One day in the spring of my second-grade year when I was riding the bus home from school (the school was off base here) and I was talking to my friend Ryan about Pokemon. My brother Jude was in the front of the bus talking to his friends. The roads were incredibly rocky and bumpy. Occasionally the bus would bounce so hard it would feel like an earthquake. Eventually the bus arrived at the bus stop which was in my front yard. I was still engrossed in my conversation with Ryan about Blastoise and was distracted when the bus driver called back.


“James isn’t that your dad?”


The bus driver was a middle-aged lady with a ponytail, and she was pretty good friends with all the students and their parents, which is how she knew my dad. I looked out the window and I saw that my dad was indeed back. He had been deployed to Pakistan for a year and had been sorely missed by the rest of the family. To me, a seven-year-old, a year seemed like an eternity, so to me my dad was an animal I’d seen in a tv show. I knew he existed, but I never saw him in person.
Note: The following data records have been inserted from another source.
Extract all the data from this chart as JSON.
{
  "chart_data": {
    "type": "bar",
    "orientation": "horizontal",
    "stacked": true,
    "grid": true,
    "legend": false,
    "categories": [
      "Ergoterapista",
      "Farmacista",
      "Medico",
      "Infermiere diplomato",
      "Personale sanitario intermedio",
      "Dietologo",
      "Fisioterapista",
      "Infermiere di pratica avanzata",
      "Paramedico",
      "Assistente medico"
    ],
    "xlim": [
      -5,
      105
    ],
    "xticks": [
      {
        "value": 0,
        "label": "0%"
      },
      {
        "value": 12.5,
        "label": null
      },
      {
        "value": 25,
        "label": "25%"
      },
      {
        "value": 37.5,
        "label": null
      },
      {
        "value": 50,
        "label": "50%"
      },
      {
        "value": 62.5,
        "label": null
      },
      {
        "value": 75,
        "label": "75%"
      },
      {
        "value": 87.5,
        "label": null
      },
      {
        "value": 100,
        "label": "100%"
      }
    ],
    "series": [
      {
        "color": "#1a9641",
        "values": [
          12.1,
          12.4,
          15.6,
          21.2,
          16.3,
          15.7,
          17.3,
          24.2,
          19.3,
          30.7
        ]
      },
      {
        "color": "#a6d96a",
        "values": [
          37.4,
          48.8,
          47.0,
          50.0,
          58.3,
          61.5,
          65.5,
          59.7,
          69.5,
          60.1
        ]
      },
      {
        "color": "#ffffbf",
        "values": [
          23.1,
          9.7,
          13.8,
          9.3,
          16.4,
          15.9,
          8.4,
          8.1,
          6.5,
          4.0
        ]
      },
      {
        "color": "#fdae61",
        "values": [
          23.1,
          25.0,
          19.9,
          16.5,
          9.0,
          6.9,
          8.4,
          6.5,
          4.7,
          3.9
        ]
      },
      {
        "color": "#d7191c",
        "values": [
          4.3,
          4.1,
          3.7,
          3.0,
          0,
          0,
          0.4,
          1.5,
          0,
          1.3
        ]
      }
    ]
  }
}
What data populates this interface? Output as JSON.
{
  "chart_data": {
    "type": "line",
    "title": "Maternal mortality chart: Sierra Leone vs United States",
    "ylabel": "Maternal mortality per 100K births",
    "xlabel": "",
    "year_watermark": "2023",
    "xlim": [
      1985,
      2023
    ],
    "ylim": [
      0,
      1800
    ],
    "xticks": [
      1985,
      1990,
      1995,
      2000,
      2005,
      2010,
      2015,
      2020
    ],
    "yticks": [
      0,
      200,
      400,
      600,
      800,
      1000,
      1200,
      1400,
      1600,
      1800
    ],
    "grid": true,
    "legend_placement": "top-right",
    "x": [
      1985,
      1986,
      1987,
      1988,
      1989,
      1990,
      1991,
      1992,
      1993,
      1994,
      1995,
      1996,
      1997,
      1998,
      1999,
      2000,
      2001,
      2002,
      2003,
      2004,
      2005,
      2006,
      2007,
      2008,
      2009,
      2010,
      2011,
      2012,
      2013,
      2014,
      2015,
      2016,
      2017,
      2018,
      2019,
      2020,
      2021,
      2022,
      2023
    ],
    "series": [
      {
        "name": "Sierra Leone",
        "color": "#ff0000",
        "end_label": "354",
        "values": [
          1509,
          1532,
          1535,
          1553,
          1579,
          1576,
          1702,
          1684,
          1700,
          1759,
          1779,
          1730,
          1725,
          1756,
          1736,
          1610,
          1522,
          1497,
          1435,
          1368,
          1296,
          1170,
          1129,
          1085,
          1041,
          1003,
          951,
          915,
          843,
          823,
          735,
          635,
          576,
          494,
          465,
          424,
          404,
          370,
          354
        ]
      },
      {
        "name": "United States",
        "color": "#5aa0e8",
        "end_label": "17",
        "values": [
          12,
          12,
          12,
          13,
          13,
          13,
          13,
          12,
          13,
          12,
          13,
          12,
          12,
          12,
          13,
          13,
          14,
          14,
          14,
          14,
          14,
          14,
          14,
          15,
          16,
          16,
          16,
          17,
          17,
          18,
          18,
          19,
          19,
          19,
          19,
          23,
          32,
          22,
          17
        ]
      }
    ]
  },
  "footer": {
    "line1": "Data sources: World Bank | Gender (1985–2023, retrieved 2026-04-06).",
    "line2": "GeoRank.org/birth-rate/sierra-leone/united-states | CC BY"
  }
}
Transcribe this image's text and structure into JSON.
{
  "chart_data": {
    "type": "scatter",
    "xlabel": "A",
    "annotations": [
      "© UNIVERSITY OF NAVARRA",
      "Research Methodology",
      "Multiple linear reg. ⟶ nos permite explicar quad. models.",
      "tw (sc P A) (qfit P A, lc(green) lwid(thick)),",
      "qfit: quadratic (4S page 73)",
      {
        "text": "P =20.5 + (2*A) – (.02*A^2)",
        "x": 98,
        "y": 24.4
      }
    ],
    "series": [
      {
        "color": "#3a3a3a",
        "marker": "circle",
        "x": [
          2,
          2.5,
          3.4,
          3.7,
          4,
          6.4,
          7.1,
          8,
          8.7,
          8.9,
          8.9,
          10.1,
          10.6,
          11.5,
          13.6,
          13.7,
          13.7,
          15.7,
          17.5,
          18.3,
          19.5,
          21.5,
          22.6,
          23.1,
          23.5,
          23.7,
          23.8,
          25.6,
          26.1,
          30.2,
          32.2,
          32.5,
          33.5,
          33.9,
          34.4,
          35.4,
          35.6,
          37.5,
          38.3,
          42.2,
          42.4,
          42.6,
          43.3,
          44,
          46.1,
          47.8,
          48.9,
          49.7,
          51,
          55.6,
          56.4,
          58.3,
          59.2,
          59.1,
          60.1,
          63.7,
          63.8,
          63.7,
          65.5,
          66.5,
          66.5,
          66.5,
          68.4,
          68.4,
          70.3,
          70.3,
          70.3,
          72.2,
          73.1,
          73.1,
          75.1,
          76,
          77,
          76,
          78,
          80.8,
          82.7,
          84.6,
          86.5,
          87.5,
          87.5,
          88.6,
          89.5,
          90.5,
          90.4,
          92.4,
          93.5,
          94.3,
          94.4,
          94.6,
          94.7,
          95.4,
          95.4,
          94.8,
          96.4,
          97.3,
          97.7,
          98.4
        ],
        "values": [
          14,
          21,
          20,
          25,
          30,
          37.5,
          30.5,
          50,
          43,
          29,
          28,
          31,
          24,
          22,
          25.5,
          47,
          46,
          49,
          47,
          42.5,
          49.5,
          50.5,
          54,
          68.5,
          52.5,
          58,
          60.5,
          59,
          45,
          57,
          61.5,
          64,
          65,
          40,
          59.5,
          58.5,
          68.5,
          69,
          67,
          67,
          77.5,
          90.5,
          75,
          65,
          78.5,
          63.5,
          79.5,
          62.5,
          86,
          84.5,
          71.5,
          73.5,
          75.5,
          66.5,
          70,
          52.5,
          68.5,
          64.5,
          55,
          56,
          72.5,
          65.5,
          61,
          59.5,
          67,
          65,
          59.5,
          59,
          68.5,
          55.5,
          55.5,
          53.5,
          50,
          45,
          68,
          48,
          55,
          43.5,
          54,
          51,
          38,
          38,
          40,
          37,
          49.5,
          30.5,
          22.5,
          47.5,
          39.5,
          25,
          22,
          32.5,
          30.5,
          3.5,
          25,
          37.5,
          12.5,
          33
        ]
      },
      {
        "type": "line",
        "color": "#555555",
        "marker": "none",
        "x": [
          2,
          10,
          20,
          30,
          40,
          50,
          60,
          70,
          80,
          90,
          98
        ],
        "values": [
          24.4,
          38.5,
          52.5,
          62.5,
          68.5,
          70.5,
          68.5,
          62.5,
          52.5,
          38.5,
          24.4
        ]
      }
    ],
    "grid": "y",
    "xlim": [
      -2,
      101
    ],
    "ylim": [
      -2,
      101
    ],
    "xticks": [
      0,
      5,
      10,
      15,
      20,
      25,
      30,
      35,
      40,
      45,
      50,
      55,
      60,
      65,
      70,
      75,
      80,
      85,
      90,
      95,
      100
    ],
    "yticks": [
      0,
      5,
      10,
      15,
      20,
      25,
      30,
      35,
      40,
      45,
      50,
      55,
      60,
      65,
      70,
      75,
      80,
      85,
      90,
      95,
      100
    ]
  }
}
My first emotions weren’t surprise or excitement like you would expect but confusion. I ran off the bus and gave him a hug because it was routine for me to give my parents a hug when I got off the bus. However, as soon as he finished hugging me, I blurted out.


“You aren’t meant to be here.” My mom, who had also been there to pick me and my brother up, burst out laughing because she had talked to my uncle who predicted those would be my first words to my father upon his early return. Most children don’t have parents deploy so they never get to experience the happiness and gratitude of when a parent returns.